The cube root of 225 is the value which, when multiplied by itself three times (cubed), gives the original number 225. The cube root of 225 is 6.08220199557.  The cube root of 225 is expressed as ∛225 in radical form, where the “ ∛ ”  sign” is called the “radical” sign. In exponential form, it is written as (225)^⅓. If “m” is the cube root of 225, then, m³=225. Let us find the value of “m”.
 

We can find cube roots of 225 through a method, named as, Halley’s Method. Let us see how it finds the result.

Now, what is Halley’s Method?
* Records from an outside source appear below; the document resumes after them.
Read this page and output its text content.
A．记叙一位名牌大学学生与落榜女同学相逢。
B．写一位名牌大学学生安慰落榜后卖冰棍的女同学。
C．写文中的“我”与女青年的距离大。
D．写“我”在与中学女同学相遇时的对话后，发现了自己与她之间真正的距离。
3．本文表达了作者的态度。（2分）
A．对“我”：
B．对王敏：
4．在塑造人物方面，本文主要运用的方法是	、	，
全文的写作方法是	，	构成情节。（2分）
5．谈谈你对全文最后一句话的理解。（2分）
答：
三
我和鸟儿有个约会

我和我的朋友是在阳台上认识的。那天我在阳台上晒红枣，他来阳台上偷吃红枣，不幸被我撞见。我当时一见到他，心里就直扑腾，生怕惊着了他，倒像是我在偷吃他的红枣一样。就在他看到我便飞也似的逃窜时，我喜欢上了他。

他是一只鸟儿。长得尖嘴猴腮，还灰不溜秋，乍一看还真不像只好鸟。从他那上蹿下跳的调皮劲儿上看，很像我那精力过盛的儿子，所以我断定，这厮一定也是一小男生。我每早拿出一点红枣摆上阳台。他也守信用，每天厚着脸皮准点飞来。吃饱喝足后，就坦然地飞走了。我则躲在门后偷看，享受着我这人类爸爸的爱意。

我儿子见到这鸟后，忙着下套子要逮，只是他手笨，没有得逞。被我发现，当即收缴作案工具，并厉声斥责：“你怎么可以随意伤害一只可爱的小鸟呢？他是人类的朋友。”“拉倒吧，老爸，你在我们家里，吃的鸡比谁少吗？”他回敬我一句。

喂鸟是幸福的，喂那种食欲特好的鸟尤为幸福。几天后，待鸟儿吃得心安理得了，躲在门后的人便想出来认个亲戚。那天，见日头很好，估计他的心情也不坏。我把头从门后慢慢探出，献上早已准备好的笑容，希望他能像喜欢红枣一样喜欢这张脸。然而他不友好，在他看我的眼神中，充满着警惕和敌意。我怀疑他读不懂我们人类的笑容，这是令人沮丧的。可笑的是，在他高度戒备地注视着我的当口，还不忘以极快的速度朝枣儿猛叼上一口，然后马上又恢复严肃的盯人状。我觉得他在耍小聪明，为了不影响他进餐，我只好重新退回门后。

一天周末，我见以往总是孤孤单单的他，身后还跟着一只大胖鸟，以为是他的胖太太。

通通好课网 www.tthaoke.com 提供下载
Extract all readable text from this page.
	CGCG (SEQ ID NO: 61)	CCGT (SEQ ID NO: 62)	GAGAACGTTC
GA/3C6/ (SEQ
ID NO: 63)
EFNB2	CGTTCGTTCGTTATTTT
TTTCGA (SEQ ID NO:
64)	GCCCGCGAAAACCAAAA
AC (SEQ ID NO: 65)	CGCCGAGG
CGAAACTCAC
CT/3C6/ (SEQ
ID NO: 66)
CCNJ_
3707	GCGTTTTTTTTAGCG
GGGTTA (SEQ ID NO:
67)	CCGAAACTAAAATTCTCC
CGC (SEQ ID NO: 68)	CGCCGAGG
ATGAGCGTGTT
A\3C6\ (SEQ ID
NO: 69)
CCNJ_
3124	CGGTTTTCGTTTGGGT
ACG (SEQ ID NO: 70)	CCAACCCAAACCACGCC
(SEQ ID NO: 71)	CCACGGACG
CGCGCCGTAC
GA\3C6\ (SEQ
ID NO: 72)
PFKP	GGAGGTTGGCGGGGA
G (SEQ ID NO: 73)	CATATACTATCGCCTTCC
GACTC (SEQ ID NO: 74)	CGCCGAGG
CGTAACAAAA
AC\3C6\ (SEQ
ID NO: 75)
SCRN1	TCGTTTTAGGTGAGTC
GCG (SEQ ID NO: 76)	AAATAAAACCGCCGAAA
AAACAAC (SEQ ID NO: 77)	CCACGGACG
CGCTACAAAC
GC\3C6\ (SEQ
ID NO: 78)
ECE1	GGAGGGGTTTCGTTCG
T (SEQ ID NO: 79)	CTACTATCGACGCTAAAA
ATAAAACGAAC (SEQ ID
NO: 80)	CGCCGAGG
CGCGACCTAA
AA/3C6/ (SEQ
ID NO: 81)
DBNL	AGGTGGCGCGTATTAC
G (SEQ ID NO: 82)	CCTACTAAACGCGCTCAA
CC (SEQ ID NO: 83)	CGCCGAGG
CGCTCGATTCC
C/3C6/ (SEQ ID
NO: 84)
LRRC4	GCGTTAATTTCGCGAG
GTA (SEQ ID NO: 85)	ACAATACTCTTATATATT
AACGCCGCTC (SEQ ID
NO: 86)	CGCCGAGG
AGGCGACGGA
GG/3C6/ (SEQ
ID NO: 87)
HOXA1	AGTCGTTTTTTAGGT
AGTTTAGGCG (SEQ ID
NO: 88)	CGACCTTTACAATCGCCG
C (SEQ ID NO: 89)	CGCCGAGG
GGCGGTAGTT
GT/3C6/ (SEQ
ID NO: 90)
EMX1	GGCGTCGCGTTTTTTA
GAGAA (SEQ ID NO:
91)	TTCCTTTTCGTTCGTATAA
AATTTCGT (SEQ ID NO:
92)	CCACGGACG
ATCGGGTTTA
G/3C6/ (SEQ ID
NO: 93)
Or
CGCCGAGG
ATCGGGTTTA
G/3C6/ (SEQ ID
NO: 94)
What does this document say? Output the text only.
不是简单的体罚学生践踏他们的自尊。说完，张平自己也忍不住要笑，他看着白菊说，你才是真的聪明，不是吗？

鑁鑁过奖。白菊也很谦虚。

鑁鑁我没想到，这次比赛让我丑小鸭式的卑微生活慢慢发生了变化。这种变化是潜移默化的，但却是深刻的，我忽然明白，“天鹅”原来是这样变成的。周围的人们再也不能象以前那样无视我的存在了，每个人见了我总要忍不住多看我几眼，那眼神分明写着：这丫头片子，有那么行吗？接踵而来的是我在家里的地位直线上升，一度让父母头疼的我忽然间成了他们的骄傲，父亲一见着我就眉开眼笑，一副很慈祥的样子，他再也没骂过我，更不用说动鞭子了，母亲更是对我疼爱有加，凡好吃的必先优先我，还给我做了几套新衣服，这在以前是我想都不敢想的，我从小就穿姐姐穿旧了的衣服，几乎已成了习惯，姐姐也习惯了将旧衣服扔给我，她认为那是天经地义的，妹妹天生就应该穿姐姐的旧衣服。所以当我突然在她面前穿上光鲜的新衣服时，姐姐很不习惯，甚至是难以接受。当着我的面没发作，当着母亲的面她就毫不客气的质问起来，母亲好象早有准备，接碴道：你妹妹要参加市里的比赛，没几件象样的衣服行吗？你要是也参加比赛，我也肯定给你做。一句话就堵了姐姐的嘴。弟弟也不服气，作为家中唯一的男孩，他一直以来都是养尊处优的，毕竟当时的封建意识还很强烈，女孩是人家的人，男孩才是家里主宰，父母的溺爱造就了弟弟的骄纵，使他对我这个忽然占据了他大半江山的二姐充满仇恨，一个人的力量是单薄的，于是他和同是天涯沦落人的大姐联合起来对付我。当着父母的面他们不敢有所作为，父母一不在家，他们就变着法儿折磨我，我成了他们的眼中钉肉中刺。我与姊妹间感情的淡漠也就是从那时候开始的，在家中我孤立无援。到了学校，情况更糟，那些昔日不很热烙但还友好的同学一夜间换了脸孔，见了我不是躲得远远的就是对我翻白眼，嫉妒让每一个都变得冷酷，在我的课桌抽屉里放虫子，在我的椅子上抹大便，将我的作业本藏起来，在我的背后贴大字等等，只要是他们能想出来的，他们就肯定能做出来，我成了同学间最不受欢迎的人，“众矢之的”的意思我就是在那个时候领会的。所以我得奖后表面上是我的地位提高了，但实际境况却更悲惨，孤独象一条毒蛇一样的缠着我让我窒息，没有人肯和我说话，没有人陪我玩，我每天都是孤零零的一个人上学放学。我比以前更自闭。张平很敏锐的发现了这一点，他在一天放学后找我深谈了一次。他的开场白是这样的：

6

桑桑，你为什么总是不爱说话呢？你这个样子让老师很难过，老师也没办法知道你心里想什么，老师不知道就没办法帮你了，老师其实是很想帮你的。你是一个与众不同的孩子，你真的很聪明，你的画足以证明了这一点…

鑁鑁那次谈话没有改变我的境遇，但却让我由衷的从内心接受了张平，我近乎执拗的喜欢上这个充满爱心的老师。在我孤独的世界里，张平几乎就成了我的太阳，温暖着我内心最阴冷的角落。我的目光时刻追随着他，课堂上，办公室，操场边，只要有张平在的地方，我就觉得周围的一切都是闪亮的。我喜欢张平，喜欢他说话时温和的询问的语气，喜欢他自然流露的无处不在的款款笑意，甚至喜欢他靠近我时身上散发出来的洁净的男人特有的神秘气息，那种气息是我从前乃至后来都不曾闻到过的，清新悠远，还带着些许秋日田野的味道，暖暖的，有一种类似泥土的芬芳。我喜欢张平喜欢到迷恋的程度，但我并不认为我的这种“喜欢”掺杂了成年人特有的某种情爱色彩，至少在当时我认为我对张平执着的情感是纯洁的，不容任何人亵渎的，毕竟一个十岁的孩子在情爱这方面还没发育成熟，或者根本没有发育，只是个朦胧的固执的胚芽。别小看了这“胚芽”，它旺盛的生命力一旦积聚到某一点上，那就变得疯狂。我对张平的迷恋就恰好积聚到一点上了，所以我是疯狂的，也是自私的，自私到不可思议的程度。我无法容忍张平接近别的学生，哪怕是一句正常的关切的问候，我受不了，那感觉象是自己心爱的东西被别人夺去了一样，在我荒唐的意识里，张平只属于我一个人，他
It is an iterative method for finding cube roots of a given number N, such that, x³=N, where this method approximates the value of “x”.

Formula is ∛a≅ x((x³+2a) / (2x³+a)), where

a=given number whose cube root you are going to find

x=integer guess for the cubic root

Let us apply Halley’s method on the given number 225.

Step 1: Let a=225. Let us take x as 6, since 6³=216 is the nearest perfect cube which is less than 216.

Step 2: Apply the formula.  ∛216≅ 6((6³+2×225) / (2(6)³+225)) = 6.08…

 

Hence, 6.08… is the approximate cubic root of 225.
 

• Cube root properties - The features when cube root is applied to any number. Those are: 1) The cube root of all odd numbers is an odd number. The same applies for even numbers also, that is, the cube of any even number is even. 

 

2) The cube root of a negative number is also negative.

3) If the cube root of a number is a whole number, then that original number is said to be perfect cube

 

• Irrational Numbers - Numbers which cannot be expressed as m/n form, where m and n are integers and n not equal to 0, are called Irrational numbers.

 

• Square root -The square root of a number is a number which when multiplied by itself produces the original number, whose square root is to be found out.

 

• Polynomial - It is an algebraic expression made up of variables like “x” and constants, combined using addition, subtraction, multiplication, or division, where the variables are raised to whole number exponents.

 

• Approximation - Finding out a value which is near to the correct answer, but not perfectly correct.

 

• Iterative method - This method is a mathematical process which uses an initial value to generate a further sequence of solutions for a problem, step-by-step.